Le 2 avril, les médias ont rapporté qu’un prêtre de l’UOC, de concert avec des membres de l’église, avait battu un soldat ukrainien qui était entré dans la cathédrale de l’UOC à Khmelnitsky et avait commencé à demander : “Combien d’Ukrainiens doivent mourir pour l’Ukraine ? “Combien d’Ukrainiens doivent mourir pour que vous cessiez de fréquenter les églises du Patriarcat de Moscou ?

Plus tard, un groupe d’habitants réunis près de la cathédrale a voté en faveur de son transfert à l’OCU. Deux jours plus tard, le conseil régional de Khmelnitsky a interdit les activités de l’UOC dans la région.
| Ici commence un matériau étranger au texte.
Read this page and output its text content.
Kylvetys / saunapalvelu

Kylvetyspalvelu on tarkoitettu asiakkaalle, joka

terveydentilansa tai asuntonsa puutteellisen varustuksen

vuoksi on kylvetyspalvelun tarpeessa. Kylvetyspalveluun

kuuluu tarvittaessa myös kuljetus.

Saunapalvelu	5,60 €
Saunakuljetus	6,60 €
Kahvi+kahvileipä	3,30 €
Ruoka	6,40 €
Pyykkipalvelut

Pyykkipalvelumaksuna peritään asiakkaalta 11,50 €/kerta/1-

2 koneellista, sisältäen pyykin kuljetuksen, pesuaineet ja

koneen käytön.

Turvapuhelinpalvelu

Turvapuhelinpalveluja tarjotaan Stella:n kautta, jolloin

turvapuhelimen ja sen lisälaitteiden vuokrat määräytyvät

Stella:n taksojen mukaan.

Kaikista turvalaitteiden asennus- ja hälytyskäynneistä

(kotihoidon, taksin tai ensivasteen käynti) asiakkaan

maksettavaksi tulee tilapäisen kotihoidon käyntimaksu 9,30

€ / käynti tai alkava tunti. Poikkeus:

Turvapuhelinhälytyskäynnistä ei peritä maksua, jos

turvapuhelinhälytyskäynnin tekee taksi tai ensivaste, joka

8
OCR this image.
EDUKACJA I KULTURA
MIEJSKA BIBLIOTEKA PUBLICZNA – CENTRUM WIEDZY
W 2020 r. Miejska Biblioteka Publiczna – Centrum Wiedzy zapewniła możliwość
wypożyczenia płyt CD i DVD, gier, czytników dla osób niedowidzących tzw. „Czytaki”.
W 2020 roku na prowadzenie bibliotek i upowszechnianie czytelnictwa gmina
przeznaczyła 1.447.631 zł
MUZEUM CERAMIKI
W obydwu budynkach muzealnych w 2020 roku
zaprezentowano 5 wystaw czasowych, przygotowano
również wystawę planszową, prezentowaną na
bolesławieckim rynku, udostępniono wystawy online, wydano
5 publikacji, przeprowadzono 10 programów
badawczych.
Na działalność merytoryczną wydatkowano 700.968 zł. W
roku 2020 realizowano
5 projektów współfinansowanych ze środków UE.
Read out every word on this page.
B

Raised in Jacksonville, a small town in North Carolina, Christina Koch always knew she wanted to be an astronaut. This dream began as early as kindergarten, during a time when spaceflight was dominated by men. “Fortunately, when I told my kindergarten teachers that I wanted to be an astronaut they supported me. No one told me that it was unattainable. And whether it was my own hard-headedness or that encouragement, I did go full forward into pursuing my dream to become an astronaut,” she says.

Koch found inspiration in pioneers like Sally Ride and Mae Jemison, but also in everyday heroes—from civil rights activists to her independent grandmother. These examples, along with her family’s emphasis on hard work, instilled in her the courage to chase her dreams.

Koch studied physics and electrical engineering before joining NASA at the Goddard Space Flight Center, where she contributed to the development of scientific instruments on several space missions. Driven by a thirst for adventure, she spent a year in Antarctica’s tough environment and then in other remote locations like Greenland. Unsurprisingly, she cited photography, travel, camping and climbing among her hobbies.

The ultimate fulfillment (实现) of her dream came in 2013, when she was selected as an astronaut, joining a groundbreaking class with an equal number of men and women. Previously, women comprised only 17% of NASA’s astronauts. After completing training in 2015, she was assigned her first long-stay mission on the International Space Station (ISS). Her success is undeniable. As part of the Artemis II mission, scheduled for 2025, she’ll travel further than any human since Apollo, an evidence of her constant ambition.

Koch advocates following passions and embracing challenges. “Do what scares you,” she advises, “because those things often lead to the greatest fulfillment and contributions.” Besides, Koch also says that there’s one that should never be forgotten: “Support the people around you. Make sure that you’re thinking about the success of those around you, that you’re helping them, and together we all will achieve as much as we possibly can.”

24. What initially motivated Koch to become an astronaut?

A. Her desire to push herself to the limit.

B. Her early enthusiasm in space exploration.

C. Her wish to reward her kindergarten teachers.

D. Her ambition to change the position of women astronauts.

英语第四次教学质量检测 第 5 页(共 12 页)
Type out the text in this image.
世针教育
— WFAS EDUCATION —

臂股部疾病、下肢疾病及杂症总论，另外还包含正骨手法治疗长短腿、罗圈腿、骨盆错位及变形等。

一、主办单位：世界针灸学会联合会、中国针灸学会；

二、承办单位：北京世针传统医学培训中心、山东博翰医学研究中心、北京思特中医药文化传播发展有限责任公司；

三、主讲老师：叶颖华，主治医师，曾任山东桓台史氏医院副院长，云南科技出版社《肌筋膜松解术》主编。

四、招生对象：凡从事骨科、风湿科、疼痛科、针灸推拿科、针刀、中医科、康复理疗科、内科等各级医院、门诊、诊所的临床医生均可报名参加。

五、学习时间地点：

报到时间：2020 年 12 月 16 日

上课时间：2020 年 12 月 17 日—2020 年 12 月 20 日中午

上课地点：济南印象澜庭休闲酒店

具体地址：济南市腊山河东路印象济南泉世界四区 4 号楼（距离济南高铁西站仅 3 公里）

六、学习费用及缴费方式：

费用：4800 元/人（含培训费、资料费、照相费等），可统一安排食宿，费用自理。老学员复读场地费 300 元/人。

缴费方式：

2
Les orateurs de l’UOC ont qualifié l’incident de “provocation”.

Le 4 avril, le maire de Lviv, Andriy Sadovyi, a annoncé que les constructions “illégales” de l’UOC seraient démolies, tandis que les autres propriétés seraient transformées en biens publics, à l’exception des propriétés des communautés de l’UOC qui rejoignent l’OCU.

Ce que le gouvernement ukrainien a fait en ce qui concerne la Laure de Kiev

Depuis décembre 2022, date à laquelle le président Zelensky a annoncé son intention de “protéger l’indépendance spirituelle de l’Ukraine”, le gouvernement a refusé de renouveler le contrat de location avec l’UOC pour deux églises situées sur le territoire de la laure de Kiev (monastère des grottes). Il s’agit d’un complexe de monastères orthodoxes chrétiens du XIe siècle appartenant à l’État et reconnu comme site du patrimoine mondial de l’UNESCO. En mars 2023, le gouvernement a décidé d’expulser toutes les institutions de l’UOC de la Laure.

Depuis les années 1990, la Laure abrite l’Académie théologique et le Séminaire de Kiev, un monastère masculin de l’UOC, ainsi que l’éparchie centrale et les départements administratifs de l’UOC. En 2013, le gouvernement a décidé de louer à l’UOC un ensemble de propriétés de la Laure pour une durée indéterminée, et a conclu un contrat de location à cet effet. Le 10 mars 2023, le gouvernement a notifié à l’UOC que le contrat de location serait résilié avec effet au 29 mars.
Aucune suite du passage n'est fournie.